Alternatively supervised AI machines can be told to “look for a particular thing” rather than simply searching for patterns and connections.

In the future though we may get more confident in the abilities of AI cyber security machines. If we fully automate the process,  humans will lose control and any visibility of what is going on. That could be fine, but if that route is chosen then there must be a full catalogue of each step taken by the autonomous machines so that forensic analysis (and potential reprogramming of the machine) can take place at a later date.
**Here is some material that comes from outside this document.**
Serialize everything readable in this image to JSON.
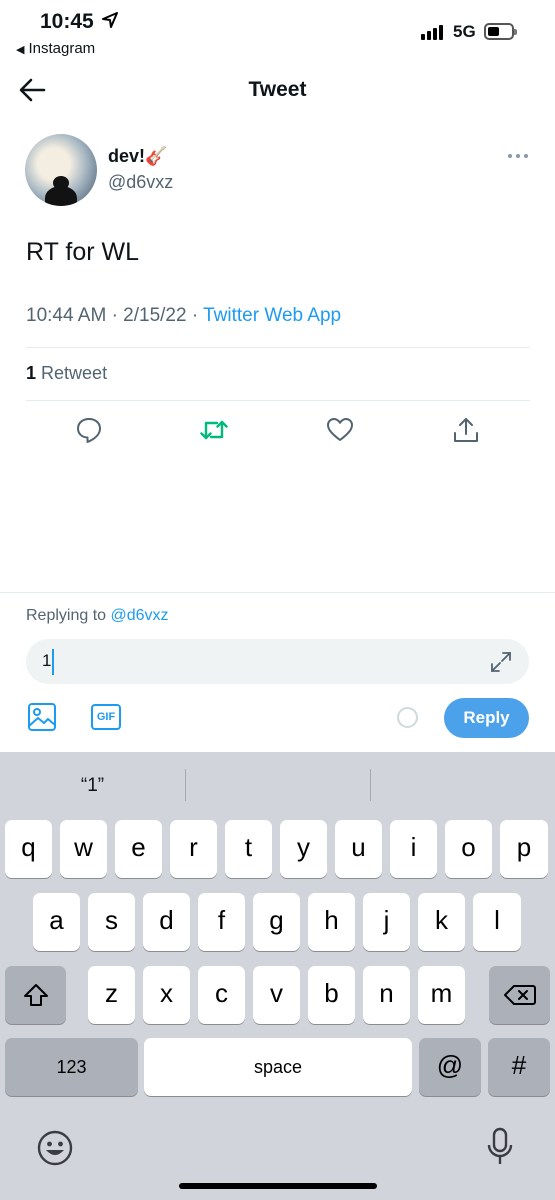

In the meantime though, security analysts will need to develop better skills around evidence, ensuring they are able to analyse the whole history behind a breach as well as having the confidence to declare when an incident is serious enough to respond to.

Another technology we need to understand is robotics, and in particular the “Industrial Internet of Things” (IIoT), factory robots that are connected to the internet. There are a number of threats that come with this technology:

  • A vulnerable device may be connected into the depths of the network and allow hackers a way in to critical information
  • A vulnerable device may be shut down by hackers, impacting operations
  • A vulnerable device might be used as a weapon for instance becoming part of a massive botnet or even mixing factory chemicals in a dangerous combination

“The universe of exploits continues to expand”, Ben says resignedly.  And it isn’t just IIoT that is a headache for security professionals. Blockchain is also changing the threat landscape, adding anonymity and speed for hackers, while at the same time having questionable use as a defensive technology. And at some stage we are going to be faced with Quantum Computing which could rip apart current security protocols (although in the meantime we have to contend with the simpler but no less problematic issue of constantly increasing processing power).

Cyber security will always require a balance between defences and operational efficiency, whether the threat is quantum computing, AI, or the IoT. And critical to achieving that balance is the process of quantifying risk. Without it we cannot hope to prioritise  our risks and invest in cyber defences cost effectively.  But with it we can deliver high fidelity security.